Ten Stunning Fall Plants

As the crisp autumn breeze ushers in a symphony of colors, our gardens and landscapes transform into vibrant canvases, showcasing the breathtaking beauty of fall foliage. Here’s a list of some of our favorite hardy plants (for Chicagoland area, USDA Zone 5) to add fall color and interest.

  1. Symphyotrichum oblongifolium ‘October Skies’ (Aromatic Aster) – This Illinois native aster is a welcome mass of color in the fall perennial garden. Erupting in billows of purple from mid-September to late-October, the flowers are a wonderful late season resource for foraging bees and insects. The shrub-like growth is green throughout the summer and provides attractive structure and mass until the real show begins in autumn.
  2. Amsonia hubrichtii (Narrowleaf Blue Star) – This wonderful perennial offers season-long interest from May to November.
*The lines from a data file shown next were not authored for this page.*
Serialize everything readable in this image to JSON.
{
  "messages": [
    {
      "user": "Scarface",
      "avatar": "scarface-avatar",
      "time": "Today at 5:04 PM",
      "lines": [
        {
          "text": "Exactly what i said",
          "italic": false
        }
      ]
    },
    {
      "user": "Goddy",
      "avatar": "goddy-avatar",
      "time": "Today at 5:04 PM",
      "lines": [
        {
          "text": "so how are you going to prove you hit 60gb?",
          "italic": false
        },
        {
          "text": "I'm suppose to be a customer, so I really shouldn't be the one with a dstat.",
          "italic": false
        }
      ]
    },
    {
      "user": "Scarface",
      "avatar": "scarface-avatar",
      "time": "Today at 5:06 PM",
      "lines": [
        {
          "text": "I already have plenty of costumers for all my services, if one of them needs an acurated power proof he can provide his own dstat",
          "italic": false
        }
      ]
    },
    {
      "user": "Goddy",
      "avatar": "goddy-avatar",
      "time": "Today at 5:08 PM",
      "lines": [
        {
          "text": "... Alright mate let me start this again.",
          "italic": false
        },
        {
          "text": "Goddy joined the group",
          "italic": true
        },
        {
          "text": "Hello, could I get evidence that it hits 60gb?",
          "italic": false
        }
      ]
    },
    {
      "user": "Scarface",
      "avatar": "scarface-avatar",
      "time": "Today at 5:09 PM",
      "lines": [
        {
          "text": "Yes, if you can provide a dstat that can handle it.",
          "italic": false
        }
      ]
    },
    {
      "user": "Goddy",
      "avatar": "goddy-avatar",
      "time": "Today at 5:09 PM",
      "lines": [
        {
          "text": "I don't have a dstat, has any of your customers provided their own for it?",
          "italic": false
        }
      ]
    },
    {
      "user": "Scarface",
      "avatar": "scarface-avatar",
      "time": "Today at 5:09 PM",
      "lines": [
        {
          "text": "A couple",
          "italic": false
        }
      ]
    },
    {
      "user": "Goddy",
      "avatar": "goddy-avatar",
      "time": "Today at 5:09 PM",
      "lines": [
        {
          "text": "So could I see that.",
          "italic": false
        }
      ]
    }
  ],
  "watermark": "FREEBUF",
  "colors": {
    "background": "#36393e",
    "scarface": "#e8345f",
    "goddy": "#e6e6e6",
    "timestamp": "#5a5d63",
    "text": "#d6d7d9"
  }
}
Starting in spring with soft blue flowers, the foliage grows up to 4 feet tall and wide and creates stunning masses of billowy texture when grouped together. In fall, the foliage turns a beautiful and welcome shade of bright yellow.
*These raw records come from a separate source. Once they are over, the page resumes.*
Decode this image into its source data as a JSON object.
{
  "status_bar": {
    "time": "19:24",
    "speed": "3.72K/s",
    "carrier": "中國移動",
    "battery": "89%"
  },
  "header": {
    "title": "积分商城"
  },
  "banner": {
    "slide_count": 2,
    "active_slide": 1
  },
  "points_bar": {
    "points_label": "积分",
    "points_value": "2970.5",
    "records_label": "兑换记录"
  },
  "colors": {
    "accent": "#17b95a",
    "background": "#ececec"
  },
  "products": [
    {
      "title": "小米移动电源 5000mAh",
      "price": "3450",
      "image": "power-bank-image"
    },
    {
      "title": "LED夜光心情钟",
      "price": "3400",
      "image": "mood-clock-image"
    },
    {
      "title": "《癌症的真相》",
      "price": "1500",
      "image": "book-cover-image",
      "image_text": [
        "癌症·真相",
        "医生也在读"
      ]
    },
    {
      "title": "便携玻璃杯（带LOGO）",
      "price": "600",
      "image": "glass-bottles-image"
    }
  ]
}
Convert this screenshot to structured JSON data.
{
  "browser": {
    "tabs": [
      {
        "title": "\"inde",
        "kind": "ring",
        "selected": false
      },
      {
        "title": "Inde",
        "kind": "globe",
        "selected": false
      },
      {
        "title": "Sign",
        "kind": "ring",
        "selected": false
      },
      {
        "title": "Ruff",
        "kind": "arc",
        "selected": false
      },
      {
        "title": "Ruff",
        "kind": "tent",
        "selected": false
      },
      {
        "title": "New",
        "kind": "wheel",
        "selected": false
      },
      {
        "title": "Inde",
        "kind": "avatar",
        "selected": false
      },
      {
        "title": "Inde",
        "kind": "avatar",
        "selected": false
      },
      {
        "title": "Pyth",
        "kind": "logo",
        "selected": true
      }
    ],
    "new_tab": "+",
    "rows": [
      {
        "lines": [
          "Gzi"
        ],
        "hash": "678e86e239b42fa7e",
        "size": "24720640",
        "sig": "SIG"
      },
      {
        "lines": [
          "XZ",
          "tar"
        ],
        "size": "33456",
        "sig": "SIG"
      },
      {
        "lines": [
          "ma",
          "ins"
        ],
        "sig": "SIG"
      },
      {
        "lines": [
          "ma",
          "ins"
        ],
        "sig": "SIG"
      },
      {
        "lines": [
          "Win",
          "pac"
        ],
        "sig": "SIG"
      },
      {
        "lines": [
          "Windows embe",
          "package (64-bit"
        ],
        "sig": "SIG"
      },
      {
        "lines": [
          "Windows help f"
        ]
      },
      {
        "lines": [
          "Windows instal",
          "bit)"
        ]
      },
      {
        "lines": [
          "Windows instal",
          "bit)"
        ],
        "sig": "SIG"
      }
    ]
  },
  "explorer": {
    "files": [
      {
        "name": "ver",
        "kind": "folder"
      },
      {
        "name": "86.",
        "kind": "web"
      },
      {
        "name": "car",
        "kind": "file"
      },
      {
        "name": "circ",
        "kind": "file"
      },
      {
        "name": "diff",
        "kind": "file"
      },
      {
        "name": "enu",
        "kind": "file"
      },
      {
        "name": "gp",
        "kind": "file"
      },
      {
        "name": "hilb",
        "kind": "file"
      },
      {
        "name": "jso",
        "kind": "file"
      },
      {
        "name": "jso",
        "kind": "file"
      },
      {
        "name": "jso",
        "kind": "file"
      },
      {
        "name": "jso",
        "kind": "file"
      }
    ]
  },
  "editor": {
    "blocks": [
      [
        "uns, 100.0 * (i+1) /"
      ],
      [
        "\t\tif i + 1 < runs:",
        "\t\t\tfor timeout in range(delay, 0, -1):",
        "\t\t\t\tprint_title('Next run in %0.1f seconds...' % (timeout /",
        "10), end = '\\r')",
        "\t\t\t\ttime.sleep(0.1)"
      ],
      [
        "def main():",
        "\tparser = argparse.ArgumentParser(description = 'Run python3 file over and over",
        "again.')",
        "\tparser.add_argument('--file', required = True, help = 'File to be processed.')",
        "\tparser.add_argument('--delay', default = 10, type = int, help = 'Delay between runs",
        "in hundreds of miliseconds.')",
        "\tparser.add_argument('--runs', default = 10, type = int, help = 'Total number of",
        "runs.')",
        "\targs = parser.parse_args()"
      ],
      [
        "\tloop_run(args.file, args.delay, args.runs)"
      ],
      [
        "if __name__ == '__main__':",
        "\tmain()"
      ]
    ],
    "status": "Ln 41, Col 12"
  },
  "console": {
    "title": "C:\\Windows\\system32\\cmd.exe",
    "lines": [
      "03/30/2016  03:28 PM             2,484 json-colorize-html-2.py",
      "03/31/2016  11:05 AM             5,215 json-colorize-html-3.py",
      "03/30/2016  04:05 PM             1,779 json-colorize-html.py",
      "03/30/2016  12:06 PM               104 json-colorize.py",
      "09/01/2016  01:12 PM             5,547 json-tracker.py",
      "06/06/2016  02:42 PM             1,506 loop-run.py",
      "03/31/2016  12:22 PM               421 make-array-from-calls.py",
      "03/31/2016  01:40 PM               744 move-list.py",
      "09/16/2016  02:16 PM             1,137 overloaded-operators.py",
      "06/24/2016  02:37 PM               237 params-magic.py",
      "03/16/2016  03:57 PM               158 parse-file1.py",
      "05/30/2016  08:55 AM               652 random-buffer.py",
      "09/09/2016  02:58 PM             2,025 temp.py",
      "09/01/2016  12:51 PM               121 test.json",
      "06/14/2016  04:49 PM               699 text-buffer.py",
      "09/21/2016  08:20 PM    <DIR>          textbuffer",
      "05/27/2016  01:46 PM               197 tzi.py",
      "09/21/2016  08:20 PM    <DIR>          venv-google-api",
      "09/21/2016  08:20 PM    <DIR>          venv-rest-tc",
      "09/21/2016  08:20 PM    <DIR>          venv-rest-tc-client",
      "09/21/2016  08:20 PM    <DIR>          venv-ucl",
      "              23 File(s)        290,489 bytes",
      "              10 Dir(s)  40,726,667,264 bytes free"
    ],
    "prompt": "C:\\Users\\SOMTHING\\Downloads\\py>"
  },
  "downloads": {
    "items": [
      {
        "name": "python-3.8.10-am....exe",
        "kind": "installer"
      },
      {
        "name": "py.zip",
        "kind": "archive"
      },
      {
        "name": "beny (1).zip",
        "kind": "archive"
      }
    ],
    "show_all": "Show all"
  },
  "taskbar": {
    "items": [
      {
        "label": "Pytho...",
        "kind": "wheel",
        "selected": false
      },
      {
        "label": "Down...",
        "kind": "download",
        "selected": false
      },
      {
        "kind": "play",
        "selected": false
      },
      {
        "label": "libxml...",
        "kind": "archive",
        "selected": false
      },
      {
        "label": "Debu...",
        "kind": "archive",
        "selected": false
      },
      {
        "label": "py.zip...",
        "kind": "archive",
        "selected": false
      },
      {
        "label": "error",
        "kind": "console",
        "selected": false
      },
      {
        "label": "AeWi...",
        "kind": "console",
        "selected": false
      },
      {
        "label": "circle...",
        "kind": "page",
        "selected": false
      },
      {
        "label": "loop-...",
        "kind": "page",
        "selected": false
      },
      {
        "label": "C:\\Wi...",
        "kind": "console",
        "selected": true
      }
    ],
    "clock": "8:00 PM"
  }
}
  3. Calamintha nepeta ssp. nepeta (Lesser Calamint) – If you are looking for a plant that blooms for an exceptionally long time, this plant may be just the one! While this incredibly aromatic perennial begins blooming in late June, it holds the flowers all the way until frost. With the onset of cooler temperatures, the white blooms often take on shades of soft lavender. This plant is a pollinator magnet, buzzing with activity all season long.
  4. Pycnanthemum muticum (Mountain Mint) – A tough and adaptable native member of the mint family, this plant does have an assertive presence in the garden. It will spread readily, but it is easily contained with some manual control throughout the season. The reward of the display is worth the effort, however, as masses of silver foliage offer beautiful contrast to companions with dark foliage and bright blooms from summer to frost. This plant is another bee magnet!
  5. Anemone x hybrida ‘Honorine Jobert’ (Japanese Windflower) – While there are many varieties of Japanese windflower with pink, double, or bicolor flowers, this classic variety is one of our favorites. The clean, white blooms appear in late August over mounds of deep green foliage. The large flowers are a welcome difference from many of the shapes and textures seen in fall. This plant is adaptable to full sun and shaded areas as long as ample moisture is provided.
  6. Ceratostigma plumbaginoides (Plumbago) – A groundcover with tons of potential! This plant emerges late in the season, but once it does, it offers season-long interest that differs from most other common groundcovers. Blooms of true blue appear sporadically during summer but in more profusion starting in mid to late August. As temperatures begin to fall, the green leaves take on hues of scarlet, maroon, and red. We often pair this plant with Sesleria autumnalis (Autumn Moor Grass) and Alchemilla mollis (Lady’s Mantle)
  7. Sporobolus heterolepis (Prairie Dropseed) – A native Illinois plant, this clumping grass is easy to care for in full sun and is drought tolerant when established. Fine-textured clumps look wonderful en masse with other perennials. In late summer, airy panicles appear 2-3 feet above the clumps and have a soft pink glow in early and evening sunlight. We love to pair this autumn texture with asters and seed heads from summer blooming plants.
  8. Andropogon gerardii ‘Blackhawks’ (Big Bluestem) – A native Illinois grass, big bluestem is the dominant grass of the tallgrass prairie. This cultivated variety offers increased ornamental value with stems that emerge with deep purple coloring in spring. The foliage changes to a blue-green in summer before reaching an almost black color in fall as temperatures drop. This grass makes quite the statement in any garden as it reaches sizes up to 6 feet tall. We like to use this variety in small groupings or as single plants in companion with Monarda (Beebalm), Solidago (Goldenrod), or Symphyotrichum ‘October Skies’.
  9. Diervilla rivularis ‘SMDNDRSF’ (Kodiak ® Black Bush Honeysuckle) – Quite different from invasive honeysuckle, this US native shrub is a favorite of ours for most any situation in the garden. Adaptable from full sun to full shade, the yellow flowers are loved by butterflies and bees during summer. The reason we love this shrub for fall is the stunning display it puts on beginning in October. While the Orange and Red varieties of the Kodiak ® series are perfect native substitutes for Burning Bush, the Black variety has a wonderful range of fall color in mixes of red, maroon, yellow, red, and purple.
  10. Symphoricarpos sp. ‘Sofie’ (Proud Berry ® Coralberry) – This compact shrub has small, easily-overlooked flowers in midsummer that eventually turn into a display that would be impossible to overlook come late August. The flowers give way to a heavy set of bright, clear pink berries held on long arching stems through late autumn. Early season foliage is an attractive cool, blue-green. The stems on these shrubs are stunning in the autumn garden but are also perfect to cut and bring inside for fall arrangements.